说起这个,谢氏又开始抹泪,漱玉垂眉看着桌子上的庚帖和聘礼单子:“日子订了吗?”
“周夫人把你们的八字送到钦天监算日子了,我本来想着等你爹回来再说,但是又怕生变,干脆就依了周家选的日子,你说呢?”
“行吧,既然如此,那就依周家定的日子吧。”漱玉也重重地松了一口气,命运的车轮滚滚向前,每个人都必须向前看。
谢氏顿时欢喜不已:“那这段日子你也少去医馆,你之前不是说能给自己解毒吗?那就好好在家里解毒,到时候诞下麟儿,也不辜负周家的心意。反正医馆里有长青,还有坐诊大夫。”

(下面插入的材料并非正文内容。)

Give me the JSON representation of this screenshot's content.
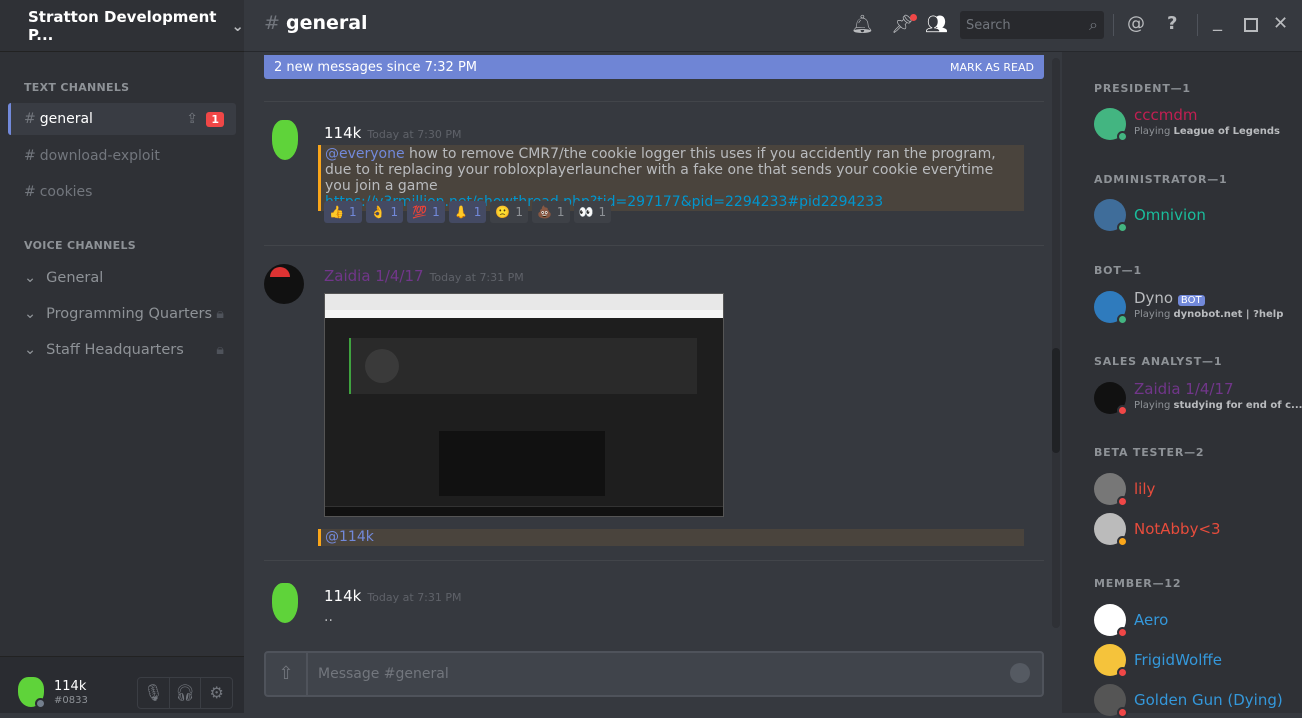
{
  "server": {
    "name": "Stratton Development P..."
  },
  "channels": {
    "text_header": "TEXT CHANNELS",
    "voice_header": "VOICE CHANNELS",
    "text": [
      {
        "name": "general",
        "badge": "1"
      },
      {
        "name": "download-exploit"
      },
      {
        "name": "cookies"
      }
    ],
    "voice": [
      {
        "name": "General"
      },
      {
        "name": "Programming Quarters"
      },
      {
        "name": "Staff Headquarters"
      }
    ]
  },
  "user": {
    "name": "114k",
    "tag": "#0833"
  },
  "header": {
    "channel": "general",
    "search_placeholder": "Search"
  },
  "banner": {
    "text": "2 new messages since 7:32 PM",
    "action": "MARK AS READ"
  },
  "messages": [
    {
      "author": "114k",
      "time": "Today at 7:30 PM",
      "mention": "@everyone",
      "text": " how to remove CMR7/the cookie logger this uses if you accidently ran the program, due to it replacing your robloxplayerlauncher with a fake one that sends your cookie everytime you join a game",
      "link": "https://v3rmillion.net/showthread.php?tid=297177&pid=2294233#pid2294233",
      "reactions": [
        {
          "emoji": "👍",
          "count": "1",
          "me": true
        },
        {
          "emoji": "👌",
          "count": "1",
          "me": true
        },
        {
          "emoji": "💯",
          "count": "1",
          "me": true
        },
        {
          "emoji": "👃",
          "count": "1",
          "me": true
        },
        {
          "emoji": "🙁",
          "count": "1"
        },
        {
          "emoji": "💩",
          "count": "1"
        },
        {
          "emoji": "👀",
          "count": "1"
        }
      ]
    },
    {
      "author": "Zaidia 1/4/17",
      "time": "Today at 7:31 PM",
      "mention": "@114k"
    },
    {
      "author": "114k",
      "time": "Today at 7:31 PM",
      "text": ".."
    }
  ],
  "input": {
    "placeholder": "Message #general"
  },
  "members": [
    {
      "role": "PRESIDENT—1",
      "people": [
        {
          "name": "cccmdm",
          "color": "#c21f52",
          "status": "#43b581",
          "game_prefix": "Playing ",
          "game": "League of Legends",
          "avatar_bg": "#43b581"
        }
      ]
    },
    {
      "role": "ADMINISTRATOR—1",
      "people": [
        {
          "name": "Omnivion",
          "color": "#1abc9c",
          "status": "#43b581",
          "avatar_bg": "#3f6d9a"
        }
      ]
    },
    {
      "role": "BOT—1",
      "people": [
        {
          "name": "Dyno",
          "bot": "BOT",
          "color": "#b9bbbe",
          "status": "#43b581",
          "game_prefix": "Playing ",
          "game": "dynobot.net | ?help",
          "avatar_bg": "#2f7bbd"
        }
      ]
    },
    {
      "role": "SALES ANALYST—1",
      "people": [
        {
          "name": "Zaidia 1/4/17",
          "color": "#71368a",
          "status": "#f04747",
          "game_prefix": "Playing ",
          "game": "studying for end of c...",
          "avatar_bg": "#111"
        }
      ]
    },
    {
      "role": "BETA TESTER—2",
      "people": [
        {
          "name": "lily",
          "color": "#e74c3c",
          "status": "#f04747",
          "avatar_bg": "#777"
        },
        {
          "name": "NotAbby<3",
          "color": "#e74c3c",
          "status": "#faa61a",
          "avatar_bg": "#bbb"
        }
      ]
    },
    {
      "role": "MEMBER—12",
      "people": [
        {
          "name": "Aero",
          "color": "#3498db",
          "status": "#f04747",
          "avatar_bg": "#fff"
        },
        {
          "name": "FrigidWolffe",
          "color": "#3498db",
          "status": "#f04747",
          "avatar_bg": "#f5c33b"
        },
        {
          "name": "Golden Gun (Dying)",
          "color": "#3498db",
          "status": "#f04747",
          "avatar_bg": "#555"
        }
      ]
    }
  ]
}
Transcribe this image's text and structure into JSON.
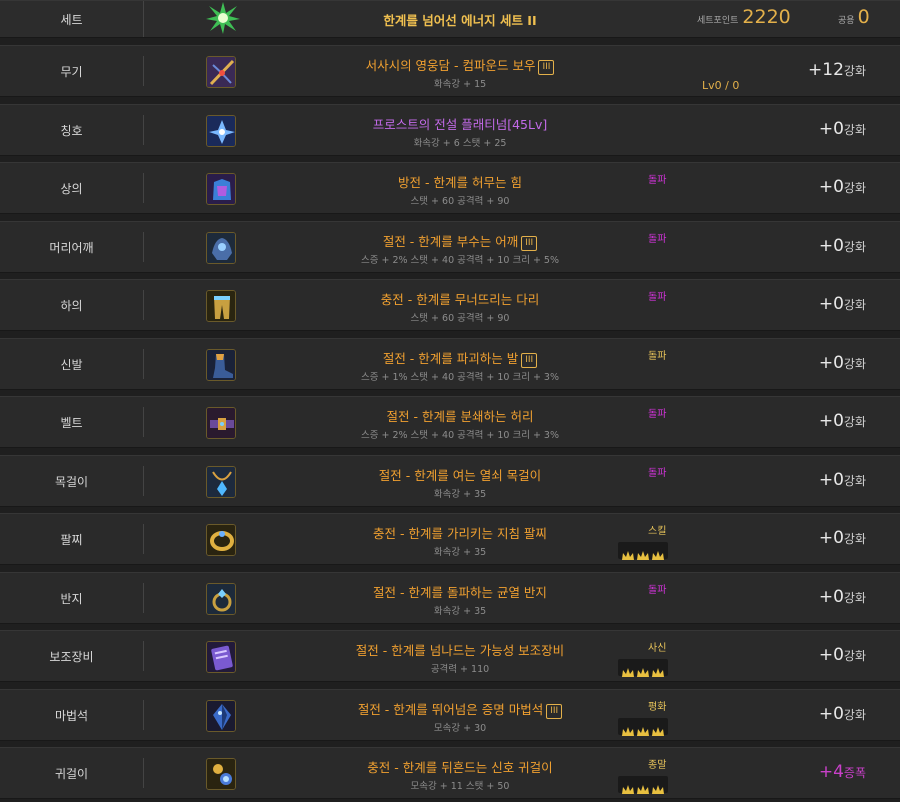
{
  "colors": {
    "epic": "#f0a030",
    "legendary": "#c26ae8",
    "pink": "#d033d8",
    "gold": "#e3b04a"
  },
  "set": {
    "slot": "세트",
    "icon": "sparkle-icon",
    "name": "한계를 넘어선 에너지 세트 II",
    "setpoint_label": "세트포인트",
    "setpoint_value": "2220",
    "common_label": "공용",
    "common_value": "0"
  },
  "items": [
    {
      "slot": "무기",
      "icon": "weapon-icon",
      "name": "서사시의 영웅담 - 컴파운드 보우",
      "tier": "III",
      "name_color": "#f0a030",
      "stats": "화속강 + 15",
      "tag": "",
      "tag_color": "",
      "crowns": 0,
      "lv": "Lv0 / 0",
      "enh_value": "+12",
      "enh_unit": "강화",
      "enh_color": ""
    },
    {
      "slot": "칭호",
      "icon": "title-icon",
      "name": "프로스트의 전설 플래티넘[45Lv]",
      "tier": "",
      "name_color": "#c26ae8",
      "stats": "화속강 + 6 스탯 + 25",
      "tag": "",
      "tag_color": "",
      "crowns": 0,
      "lv": "",
      "enh_value": "+0",
      "enh_unit": "강화",
      "enh_color": ""
    },
    {
      "slot": "상의",
      "icon": "top-armor-icon",
      "name": "방전 - 한계를 허무는 힘",
      "tier": "",
      "name_color": "#f0a030",
      "stats": "스탯 + 60 공격력 + 90",
      "tag": "돌파",
      "tag_color": "pink",
      "crowns": 0,
      "lv": "",
      "enh_value": "+0",
      "enh_unit": "강화",
      "enh_color": ""
    },
    {
      "slot": "머리어깨",
      "icon": "shoulder-armor-icon",
      "name": "절전 - 한계를 부수는 어깨",
      "tier": "III",
      "name_color": "#f0a030",
      "stats": "스증 + 2% 스탯 + 40 공격력 + 10 크리 + 5%",
      "tag": "돌파",
      "tag_color": "pink",
      "crowns": 0,
      "lv": "",
      "enh_value": "+0",
      "enh_unit": "강화",
      "enh_color": ""
    },
    {
      "slot": "하의",
      "icon": "bottom-armor-icon",
      "name": "충전 - 한계를 무너뜨리는 다리",
      "tier": "",
      "name_color": "#f0a030",
      "stats": "스탯 + 60 공격력 + 90",
      "tag": "돌파",
      "tag_color": "pink",
      "crowns": 0,
      "lv": "",
      "enh_value": "+0",
      "enh_unit": "강화",
      "enh_color": ""
    },
    {
      "slot": "신발",
      "icon": "shoes-icon",
      "name": "절전 - 한계를 파괴하는 발",
      "tier": "III",
      "name_color": "#f0a030",
      "stats": "스증 + 1% 스탯 + 40 공격력 + 10 크리 + 3%",
      "tag": "돌파",
      "tag_color": "gold",
      "crowns": 0,
      "lv": "",
      "enh_value": "+0",
      "enh_unit": "강화",
      "enh_color": ""
    },
    {
      "slot": "벨트",
      "icon": "belt-icon",
      "name": "절전 - 한계를 분쇄하는 허리",
      "tier": "",
      "name_color": "#f0a030",
      "stats": "스증 + 2% 스탯 + 40 공격력 + 10 크리 + 3%",
      "tag": "돌파",
      "tag_color": "pink",
      "crowns": 0,
      "lv": "",
      "enh_value": "+0",
      "enh_unit": "강화",
      "enh_color": ""
    },
    {
      "slot": "목걸이",
      "icon": "necklace-icon",
      "name": "절전 - 한계를 여는 열쇠 목걸이",
      "tier": "",
      "name_color": "#f0a030",
      "stats": "화속강 + 35",
      "tag": "돌파",
      "tag_color": "pink",
      "crowns": 0,
      "lv": "",
      "enh_value": "+0",
      "enh_unit": "강화",
      "enh_color": ""
    },
    {
      "slot": "팔찌",
      "icon": "bracelet-icon",
      "name": "충전 - 한계를 가리키는 지침 팔찌",
      "tier": "",
      "name_color": "#f0a030",
      "stats": "화속강 + 35",
      "tag": "스킬",
      "tag_color": "gold",
      "crowns": 3,
      "lv": "",
      "enh_value": "+0",
      "enh_unit": "강화",
      "enh_color": ""
    },
    {
      "slot": "반지",
      "icon": "ring-icon",
      "name": "절전 - 한계를 돌파하는 균열 반지",
      "tier": "",
      "name_color": "#f0a030",
      "stats": "화속강 + 35",
      "tag": "돌파",
      "tag_color": "pink",
      "crowns": 0,
      "lv": "",
      "enh_value": "+0",
      "enh_unit": "강화",
      "enh_color": ""
    },
    {
      "slot": "보조장비",
      "icon": "sub-equipment-icon",
      "name": "절전 - 한계를 넘나드는 가능성 보조장비",
      "tier": "",
      "name_color": "#f0a030",
      "stats": "공격력 + 110",
      "tag": "사신",
      "tag_color": "gold",
      "crowns": 3,
      "lv": "",
      "enh_value": "+0",
      "enh_unit": "강화",
      "enh_color": ""
    },
    {
      "slot": "마법석",
      "icon": "magic-stone-icon",
      "name": "절전 - 한계를 뛰어넘은 증명 마법석",
      "tier": "III",
      "name_color": "#f0a030",
      "stats": "모속강 + 30",
      "tag": "평화",
      "tag_color": "gold",
      "crowns": 3,
      "lv": "",
      "enh_value": "+0",
      "enh_unit": "강화",
      "enh_color": ""
    },
    {
      "slot": "귀걸이",
      "icon": "earring-icon",
      "name": "충전 - 한계를 뒤흔드는 신호 귀걸이",
      "tier": "",
      "name_color": "#f0a030",
      "stats": "모속강 + 11 스탯 + 50",
      "tag": "종말",
      "tag_color": "gold",
      "crowns": 3,
      "lv": "",
      "enh_value": "+4",
      "enh_unit": "증폭",
      "enh_color": "pink"
    }
  ]
}
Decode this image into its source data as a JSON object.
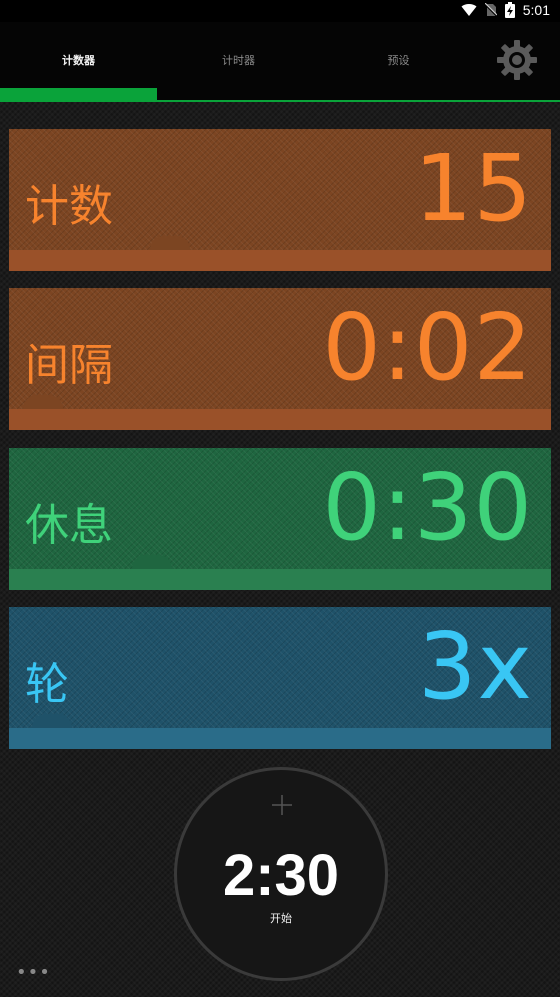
{
  "status_bar": {
    "time": "5:01",
    "icons": [
      "wifi-icon",
      "no-sim-icon",
      "battery-charging-icon"
    ]
  },
  "tabs": [
    {
      "label": "计数器",
      "active": true
    },
    {
      "label": "计时器",
      "active": false
    },
    {
      "label": "预设",
      "active": false
    }
  ],
  "settings": {
    "icon": "gear-icon"
  },
  "cards": [
    {
      "label": "计数",
      "value": "15",
      "color": "#f7832d",
      "bg": "#7c4522",
      "strip": "#9a5129"
    },
    {
      "label": "间隔",
      "value": "0:02",
      "color": "#f7832d",
      "bg": "#7c4522",
      "strip": "#9a5129"
    },
    {
      "label": "休息",
      "value": "0:30",
      "color": "#3fd27a",
      "bg": "#1f6640",
      "strip": "#2a8050"
    },
    {
      "label": "轮",
      "value": "3x",
      "color": "#39c6f4",
      "bg": "#1f5269",
      "strip": "#2a6c89"
    }
  ],
  "dial": {
    "time": "2:30",
    "start_label": "开始",
    "plus_icon": "plus-icon"
  },
  "more": {
    "icon": "more-dots-icon",
    "text": "•••"
  }
}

大丫在一旁欢喜地鼓掌:“阿姊要成亲了,阿姊要当新娘了。”
漱玉摸了摸她的脑袋:“你今日要去私塾了,吃了早饭快点去。”
“阿姊你放心,我一定好好学习,以后当你的左膀右臂。”
谢氏含泪笑着给大丫夹菜:“是呢,大丫要好好读书!到时候爹爹回来可是要考教你的功课的,不合格小心吃板子。”
一家人有说有笑地吃了早饭,突然门响了,竟然是采芝斋的小二过来送点心。
那小二笑着送上匣子:“周大夫一早就等在门口,专门等的第二锅,第二锅的点心最好吃。”
接过匣子,看到里面黄色的点心,漱玉心中有一丝柔软,倘若他们结为夫妻,互相记挂,往后余生也应该不错。